For the updated Czech Goulash recipe, click here.
This is my original recipe for goulash. I’ve since updated it, and I really like the new version much better – it’s more potently paprika-ed and also more authentic, in that it’s less like a chunky vegetable stew and more like the slow-cooked, warming, fortifying dish I ate in Prague. I recommend checking out the updated recipe instead, but in case this one tickles your fancy a little more, I didn’t want to delete it!
3 tbsp olive oil
3 medium onions, chopped
2 lb stew beef, cubed
3 cloves garlic
4-6 celery stalks, chopped
4-6 carrots, peeled and chopped
2 tbsp paprika
2 tsp caraway seed
3-5 tbsp flour, depending on desired thickness (I use all-purpose, but potato flour works just as well, for those with gluten allergies)
8 oz canned crushed tomato
3-5 cups cold water or stock
salt, pepper to taste
marjoram or parsley, sour cream for garnish
2 medium potatoes, boiled and cubed (optional)
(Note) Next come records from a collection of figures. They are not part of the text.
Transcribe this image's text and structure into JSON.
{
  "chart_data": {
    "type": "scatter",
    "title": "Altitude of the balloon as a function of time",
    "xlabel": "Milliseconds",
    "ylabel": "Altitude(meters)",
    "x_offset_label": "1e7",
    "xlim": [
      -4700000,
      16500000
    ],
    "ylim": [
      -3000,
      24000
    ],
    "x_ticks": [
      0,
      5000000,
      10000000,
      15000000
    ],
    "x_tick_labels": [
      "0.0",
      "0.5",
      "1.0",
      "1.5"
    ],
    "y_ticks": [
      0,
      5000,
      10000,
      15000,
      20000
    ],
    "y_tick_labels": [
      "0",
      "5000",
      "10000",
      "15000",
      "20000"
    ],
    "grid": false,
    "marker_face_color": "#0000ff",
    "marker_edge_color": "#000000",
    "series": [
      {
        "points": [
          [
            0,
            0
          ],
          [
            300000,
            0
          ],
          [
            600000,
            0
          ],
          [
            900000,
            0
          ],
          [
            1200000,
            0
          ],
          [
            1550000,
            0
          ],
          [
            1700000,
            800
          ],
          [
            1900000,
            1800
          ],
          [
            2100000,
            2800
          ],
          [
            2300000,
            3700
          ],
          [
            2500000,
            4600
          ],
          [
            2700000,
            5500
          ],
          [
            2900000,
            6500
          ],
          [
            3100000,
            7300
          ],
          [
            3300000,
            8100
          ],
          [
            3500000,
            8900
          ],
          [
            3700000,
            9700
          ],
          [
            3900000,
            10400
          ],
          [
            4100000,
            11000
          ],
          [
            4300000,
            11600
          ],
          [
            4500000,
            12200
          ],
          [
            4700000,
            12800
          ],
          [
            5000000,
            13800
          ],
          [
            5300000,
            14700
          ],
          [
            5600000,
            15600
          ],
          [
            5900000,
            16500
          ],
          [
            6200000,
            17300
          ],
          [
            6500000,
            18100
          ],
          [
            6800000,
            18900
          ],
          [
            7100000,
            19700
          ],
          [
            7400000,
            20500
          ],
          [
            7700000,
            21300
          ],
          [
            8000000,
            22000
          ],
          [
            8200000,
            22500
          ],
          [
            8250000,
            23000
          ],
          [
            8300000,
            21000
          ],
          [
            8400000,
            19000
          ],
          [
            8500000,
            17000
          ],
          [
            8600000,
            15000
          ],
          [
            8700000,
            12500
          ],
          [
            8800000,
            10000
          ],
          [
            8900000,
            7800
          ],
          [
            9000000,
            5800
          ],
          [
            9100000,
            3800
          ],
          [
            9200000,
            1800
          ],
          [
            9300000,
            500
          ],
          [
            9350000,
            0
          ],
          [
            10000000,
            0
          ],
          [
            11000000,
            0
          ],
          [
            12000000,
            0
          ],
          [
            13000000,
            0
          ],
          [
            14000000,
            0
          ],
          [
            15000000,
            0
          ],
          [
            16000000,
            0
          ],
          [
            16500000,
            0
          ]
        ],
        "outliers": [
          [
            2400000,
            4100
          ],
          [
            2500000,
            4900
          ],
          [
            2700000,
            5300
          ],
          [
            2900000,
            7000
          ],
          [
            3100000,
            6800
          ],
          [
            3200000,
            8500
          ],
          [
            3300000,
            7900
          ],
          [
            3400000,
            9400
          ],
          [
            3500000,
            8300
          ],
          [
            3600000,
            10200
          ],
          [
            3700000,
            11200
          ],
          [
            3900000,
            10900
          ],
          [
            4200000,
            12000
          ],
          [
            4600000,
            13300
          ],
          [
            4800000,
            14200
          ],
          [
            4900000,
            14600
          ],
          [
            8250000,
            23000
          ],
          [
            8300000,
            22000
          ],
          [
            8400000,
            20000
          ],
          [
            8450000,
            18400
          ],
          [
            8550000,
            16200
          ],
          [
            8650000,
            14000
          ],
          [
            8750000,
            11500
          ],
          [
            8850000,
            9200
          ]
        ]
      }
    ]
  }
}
Heat oil over medium in Dutch oven or other large soup pot. Add onions and cook until transparent. Then add the beef and cook until browned.
Add garlic, paprika, caraway seed, salt, pepper, and flour, if you’re using it. Stir and cook about 2 minutes, careful not to let the seasonings burn. Then toss in the carrots and celery and cook another two or three minutes, until the seasonings coat the veggies and they start to soften.
Add tomatoes and some of the cold water or stock, adding more as needed throughout the process (goulash can be stew-ier or soup-ier, however you like it).
Bring to a boil, then reduce and simmer for at least 1 hour, stirring occasionally. I go for 3 hours whenever I can, and it’s worth it!
Serve with sour cream and parsley or marjoram for garnish. If you’re using potatoes (which we keep separate to avoid making the soup too starchy) add them to your bowl just before serving.